The results were published in the July 17 issue of Nature.

Researchers focused on a small region of the cerebral cortex known as the rostral agranular insular cortex (RAIC), one of the cortical areas consistently activated by painful stimuli. Since GABA is prolific in RAIC, they reasoned that changing levels of GABA could show how RAIC might regulate pain. When they increased levels of GABA throughout RAIC in normal rats, the animals displayed a clear and consistent analgesia. When the increase was sustained by injecting a gene (GAD 67) into neuronal and glial cells that encodes an enzyme that synthesizes GABA, the analgesia lasted up to 10 days. That suggested that GABA works through neural mechanisms that do not down-regulate over time.

When the researchers blocked transmission of signals through the descending pain inhibitory system, which extends from the RAIC to the spinal cord, the analgesic effect was reversed, indicating that GABA works partly through this system to enhance the inhibition of neurons that incite pain. Finding that a large number of RAIC neurons expressing GABA-B receptors project to the amygdala, they explored GABA's role in this pathway. After GABA was increased in the RAIC, GABA-B-bearing RAIC neurons that projected to the amygdala were selectively disinhibited. As a result, the rats experienced pain. When the activation was reversed, the pain was abolished.

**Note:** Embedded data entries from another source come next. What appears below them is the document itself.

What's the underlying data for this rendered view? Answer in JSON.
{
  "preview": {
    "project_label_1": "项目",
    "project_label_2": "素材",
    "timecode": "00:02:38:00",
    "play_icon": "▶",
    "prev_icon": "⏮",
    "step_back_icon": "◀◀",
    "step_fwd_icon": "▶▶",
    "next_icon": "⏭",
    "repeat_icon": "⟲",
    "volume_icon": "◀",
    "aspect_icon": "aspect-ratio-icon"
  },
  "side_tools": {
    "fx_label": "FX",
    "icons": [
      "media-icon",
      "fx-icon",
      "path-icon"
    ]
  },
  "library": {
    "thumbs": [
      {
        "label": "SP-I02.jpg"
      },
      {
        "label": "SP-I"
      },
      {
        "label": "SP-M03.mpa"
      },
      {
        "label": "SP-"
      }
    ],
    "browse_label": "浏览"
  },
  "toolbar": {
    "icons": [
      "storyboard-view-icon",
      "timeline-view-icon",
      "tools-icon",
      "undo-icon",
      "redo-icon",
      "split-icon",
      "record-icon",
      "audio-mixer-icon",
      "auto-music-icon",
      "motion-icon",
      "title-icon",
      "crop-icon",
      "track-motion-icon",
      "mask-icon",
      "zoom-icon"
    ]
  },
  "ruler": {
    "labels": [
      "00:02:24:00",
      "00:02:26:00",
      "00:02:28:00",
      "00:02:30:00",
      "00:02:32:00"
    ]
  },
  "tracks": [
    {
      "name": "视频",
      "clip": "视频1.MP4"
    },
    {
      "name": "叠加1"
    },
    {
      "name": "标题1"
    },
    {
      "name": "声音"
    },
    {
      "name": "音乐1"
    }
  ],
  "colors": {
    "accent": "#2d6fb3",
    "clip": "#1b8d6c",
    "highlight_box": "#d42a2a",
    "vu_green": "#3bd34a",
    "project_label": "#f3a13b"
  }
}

"This finding demonstrates that the change in pain level works through two separate systems, with opposite effects,” said senior author Peter O'Hara, Ph.D., associate professor of anatomy at the University of California, San Francisco (USA; www.ucsf.edu). "This dual effect is probably a defining feature of pain modulation, and we speculate that an imbalance in the cortical output is likely to underlie some chronic pain states.”